However, in the past we have been assessed damages that exceeded our reserves. If we misjudge the amount of damages that may be assessed
against us from pending or threatened claims, or if we are unable to adequately estimate the amount of damages that will be assessed against us
from claims that arise in the future and reserve accordingly, our operating income and liquidity would be reduced. Such costs may have a
material adverse effect on our future financial position, results of operations and liquidity.
Fair Value. “Trading securities owned” and “Securities sold, but not yet purchased” on our consolidated statements of financial condition
are recorded at fair value, with related unrealized gains and losses recognized in our results of operations. The determination of fair value is
fundamental to our financial condition and results of operations and, in certain circumstances, it requires management to make complex
judgments.
Fair values are based on listed market prices, where possible. If listed market prices are not available or if the liquidation of our positions
would reasonably be expected to impact market prices, fair value is determined based on other relevant factors, including dealer price
quotations. Fair values for certain derivative contracts are derived from pricing models that consider market and contractual prices for the
underlying financial instruments or commodities, as well as time value and yield curve or volatility factors underlying the positions.

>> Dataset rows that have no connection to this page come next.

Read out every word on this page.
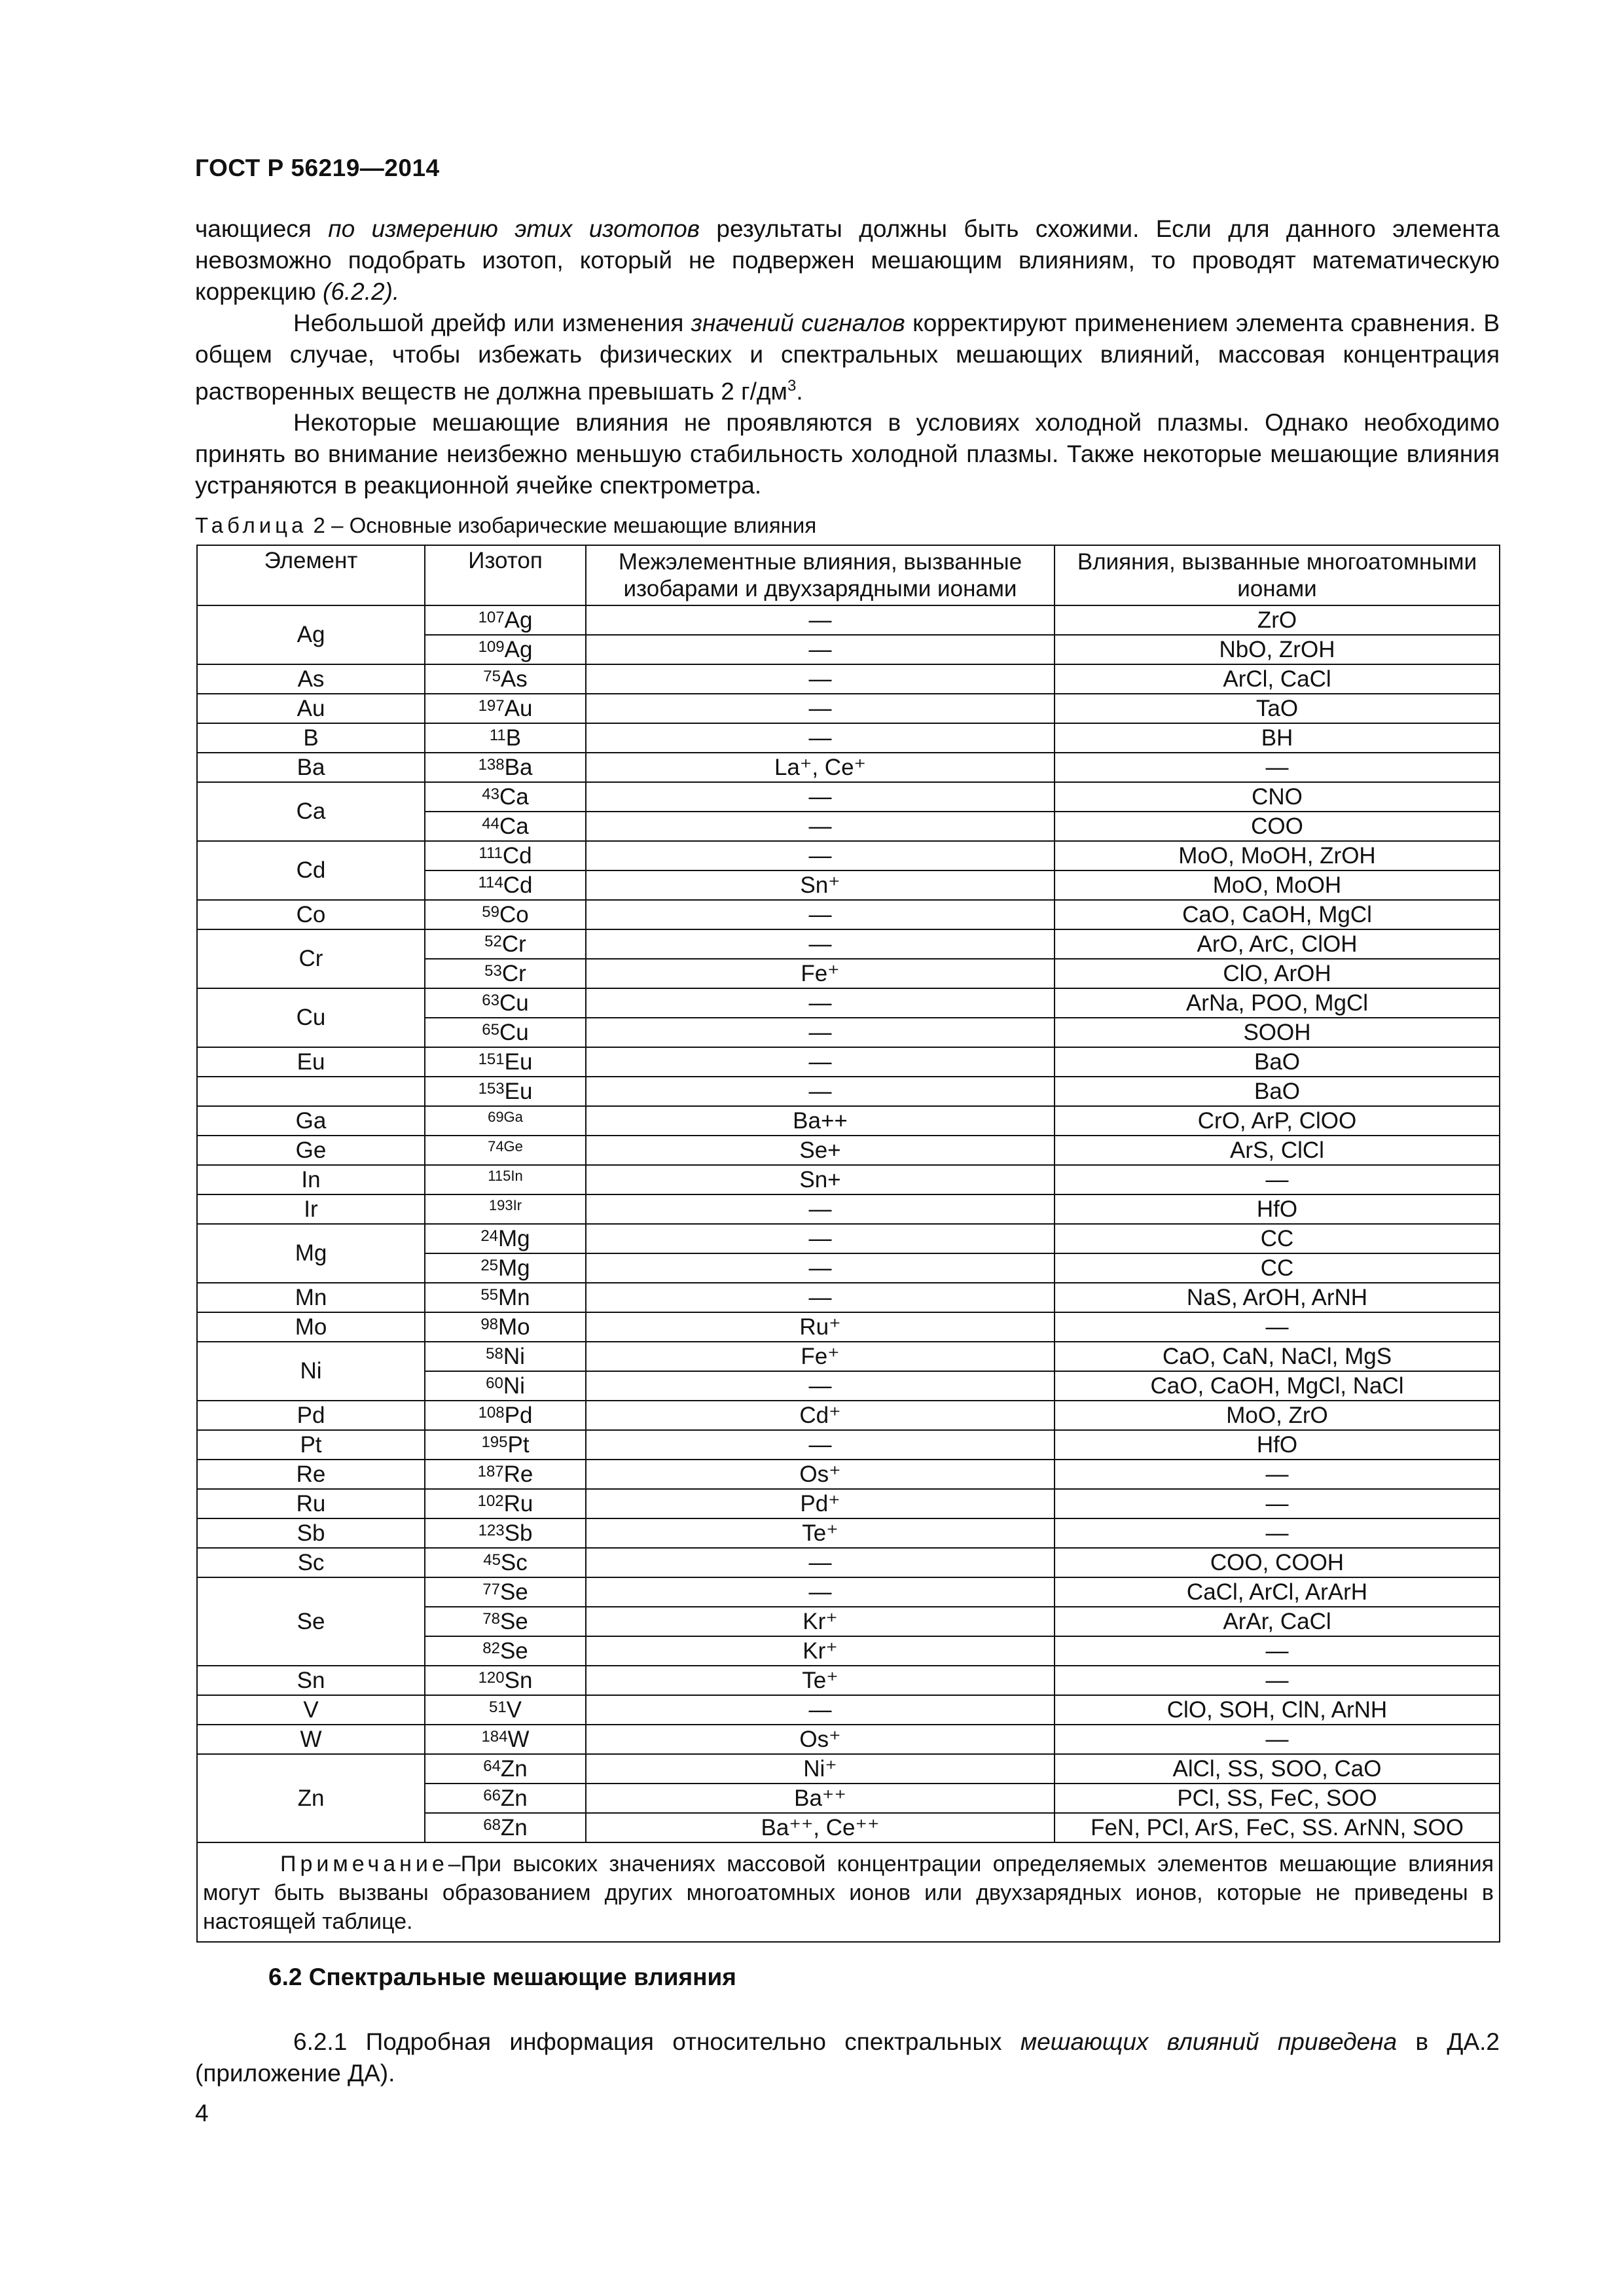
ГОСТ Р 56219—2014

чающиеся по измерению этих изотопов результаты должны быть схожими. Если для данного элемента невозможно подобрать изотоп, который не подвержен мешающим влияниям, то проводят математическую коррекцию (6.2.2).

Небольшой дрейф или изменения значений сигналов корректируют применением элемента сравнения. В общем случае, чтобы избежать физических и спектральных мешающих влияний, массовая концентрация растворенных веществ не должна превышать 2 $г/дм^3$.

Некоторые мешающие влияния не проявляются в условиях холодной плазмы. Однако необходимо принять во внимание неизбежно меньшую стабильность холодной плазмы. Также некоторые мешающие влияния устраняются в реакционной ячейке спектрометра.

Таблица 2 – Основные изобарические мешающие влияния
Элемент	Изотоп	Межэлементные влияния, вызванные изобарами и двухзарядными ионами	Влияния, вызванные многоатомными ионами
Ag	$^{107}$Ag	—	ZrO
	$^{109}$Ag	—	NbO, ZrOH
As	$^{75}$As	—	ArCl, CaCl
Au	$^{197}$Au	—	TaO
B	$^{11}$B	—	BH
Ba	$^{138}$Ba	La⁺, Ce⁺	—
Ca	$^{43}$Ca	—	CNO
	$^{44}$Ca	—	COO
Cd	$^{111}$Cd	—	MoO, MoOH, ZrOH
	$^{114}$Cd	Sn⁺	MoO, MoOH
Co	$^{59}$Co	—	CaO, CaOH, MgCl
Cr	$^{52}$Cr	—	ArO, ArC, ClOH
	$^{53}$Cr	Fe⁺	ClO, ArOH
Cu	$^{63}$Cu	—	ArNa, POO, MgCl
	$^{65}$Cu	—	SOOH
Eu	$^{151}$Eu	—	BaO
	$^{153}$Eu	—	BaO
Ga	$^{69Ga}$	Ba++	CrO, ArP, ClOO
Ge	$^{74Ge}$	Se+	ArS, ClCl
In	$^{115In}$	Sn+	—
Ir	$^{193Ir}$	—	HfO
Mg	$^{24}$Mg	—	CC
	$^{25}$Mg	—	CC
Mn	$^{55}$Mn	—	NaS, ArOH, ArNH
Mo	$^{98}$Mo	Ru⁺	—
Ni	$^{58}$Ni	Fe⁺	CaO, CaN, NaCl, MgS
	$^{60}$Ni	—	CaO, CaOH, MgCl, NaCl
Pd	$^{108}$Pd	Cd⁺	MoO, ZrO
Pt	$^{195}$Pt	—	HfO
Re	$^{187}$Re	Os⁺	—
Ru	$^{102}$Ru	Pd⁺	—
Sb	$^{123}$Sb	Te⁺	—
Sc	$^{45}$Sc	—	COO, COOH
Se	$^{77}$Se	—	CaCl, ArCl, ArArH
	$^{78}$Se	Kr⁺	ArAr, CaCl
	$^{82}$Se	Kr⁺	—
Sn	$^{120}$Sn	Te⁺	—
V	$^{51}$V	—	ClO, SOH, ClN, ArNH
W	$^{184}$W	Os⁺	—
Zn	$^{64}$Zn	Ni⁺	AlCl, SS, SOO, CaO
	$^{66}$Zn	Ba⁺⁺	PCl, SS, FeC, SOO
	$^{68}$Zn	Ba⁺⁺, Ce⁺⁺	FeN, PCl, ArS, FeC, SS. ArNN, SOO
Примечание–При высоких значениях массовой концентрации определяемых элементов мешающие влияния могут быть вызваны образованием других многоатомных ионов или двухзарядных ионов, которые не приведены в настоящей таблице.			
6.2 Спектральные мешающие влияния

6.2.1 Подробная информация относительно спектральных мешающих влияний приведена в ДА.2 (приложение ДА).

4
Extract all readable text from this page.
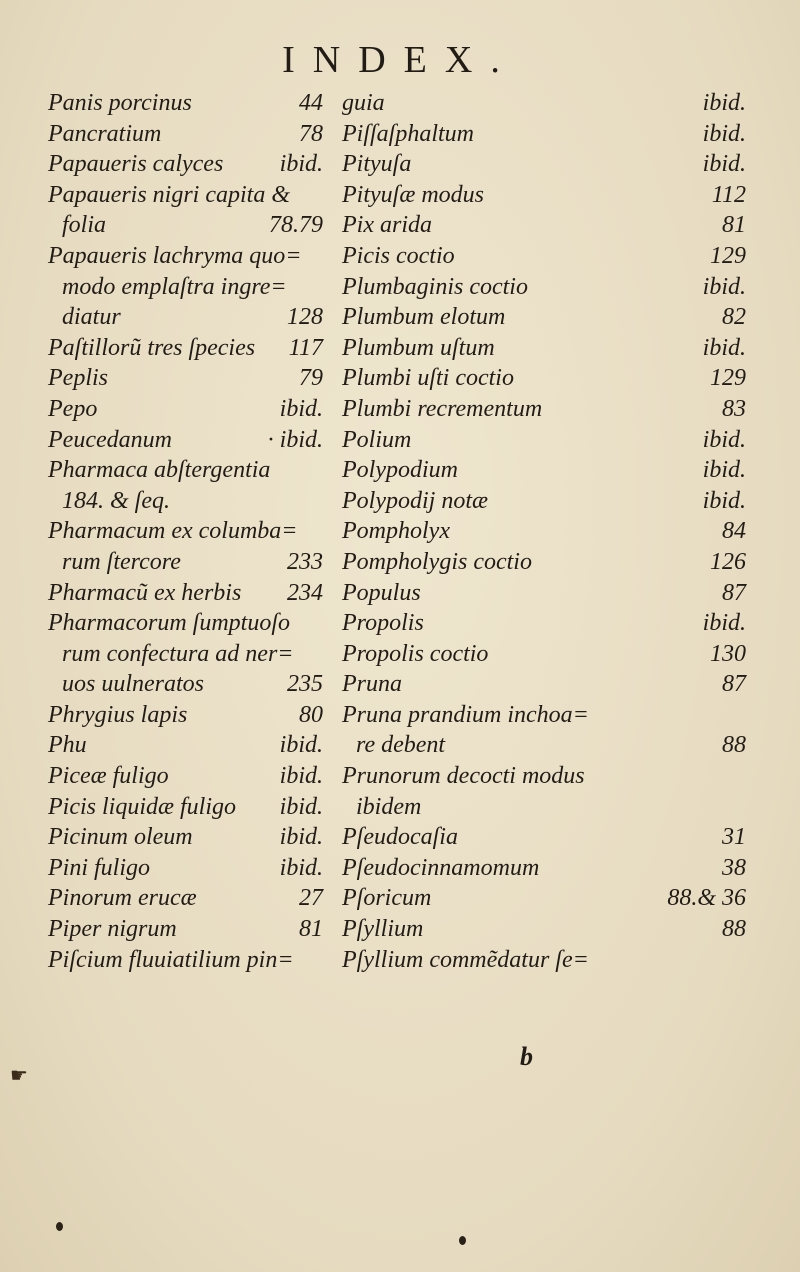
INDEX.
Panis porcinus	44
Pancratium	78
Papaueris calyces ibid.
Papaueris nigri capita &
folia	78.79
Papaueris lachryma quo=
modo emplaſtra ingre=
diatur	128
Paſtillorũ tres ſpecies 117
Peplis	79
Pepo	ibid.
Peucedanum	· ibid.
Pharmaca abſtergentia
184. & ſeq.
Pharmacum ex columba=
rum ſtercore	233
Pharmacũ ex herbis 234
Pharmacorum ſumptuoſo
rum confectura ad ner=
uos uulneratos	235
Phrygius lapis	80
Phu	ibid.
Piceæ fuligo	ibid.
Picis liquidæ fuligo ibid.
Picinum oleum	ibid.
Pini fuligo	ibid.
Pinorum erucæ	27
Piper nigrum	81
Piſcium fluuiatilium pin=
guia	ibid.
Piſſaſphaltum	ibid.
Pityuſa	ibid.
Pityuſæ modus	112
Pix arida	81
Picis coctio	129
Plumbaginis coctio	ibid.
Plumbum elotum	82
Plumbum uſtum	ibid.
Plumbi uſti coctio	129
Plumbi recrementum	83
Polium	ibid.
Polypodium	ibid.
Polypodij notæ	ibid.
Pompholyx	84
Pompholygis coctio	126
Populus	87
Propolis	ibid.
Propolis coctio	130
Pruna	87
Pruna prandium inchoa=
re debent	88
Prunorum decocti modus
ibidem
Pſeudocaſia	31
Pſeudocinnamomum	38
Pſoricum	88.& 36
Pſyllium	88
Pſyllium commẽdatur ſe=
☛
b
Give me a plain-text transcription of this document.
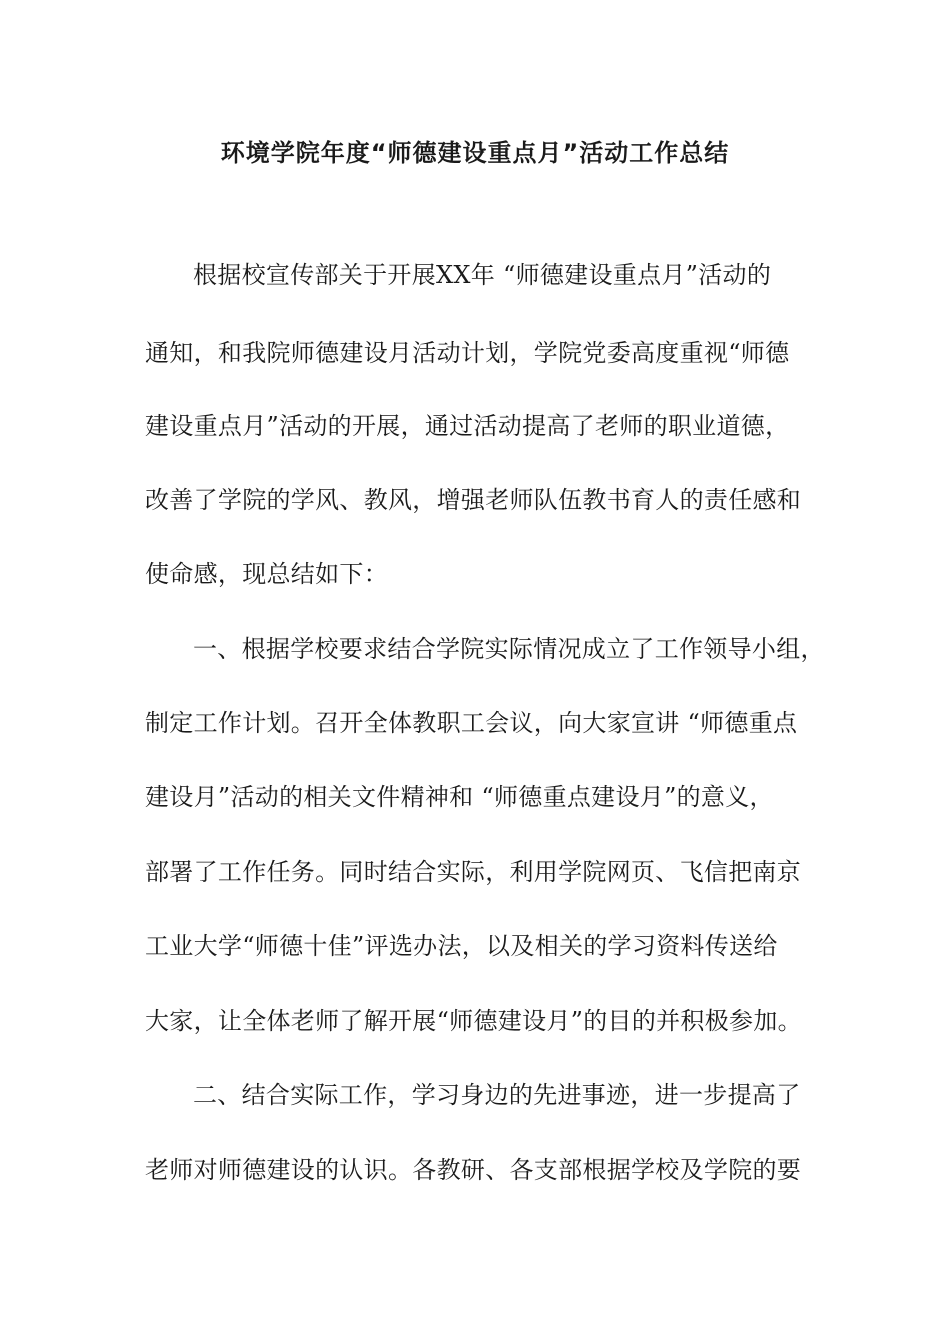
环境学院年度“师德建设重点月”活动工作总结
根据校宣传部关于开展XX年 “师德建设重点月”活动的
通知，和我院师德建设月活动计划，学院党委高度重视“师德
建设重点月”活动的开展，通过活动提高了老师的职业道德，
改善了学院的学风、教风，增强老师队伍教书育人的责任感和
使命感，现总结如下：
一、根据学校要求结合学院实际情况成立了工作领导小组，
制定工作计划。召开全体教职工会议，向大家宣讲 “师德重点
建设月”活动的相关文件精神和 “师德重点建设月”的意义，
部署了工作任务。同时结合实际，利用学院网页、飞信把南京
工业大学“师德十佳”评选办法，以及相关的学习资料传送给
大家，让全体老师了解开展“师德建设月”的目的并积极参加。
二、结合实际工作，学习身边的先进事迹，进一步提高了
老师对师德建设的认识。各教研、各支部根据学校及学院的要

Pricing models and their underlying assumptions impact the amount and timing of unrealized gains and losses recognized, and the use of
different pricing models or assumptions could produce different financial results. Changes in the fixed income and equity markets will impact
our estimates of fair value in the future, potentially affecting principal trading revenues. The illiquid nature of certain securities or debt
instruments also requires a high degree of judgment in determining fair value due to the lack of listed market prices and the potential impact of
the liquidation of our position on market prices, among other factors.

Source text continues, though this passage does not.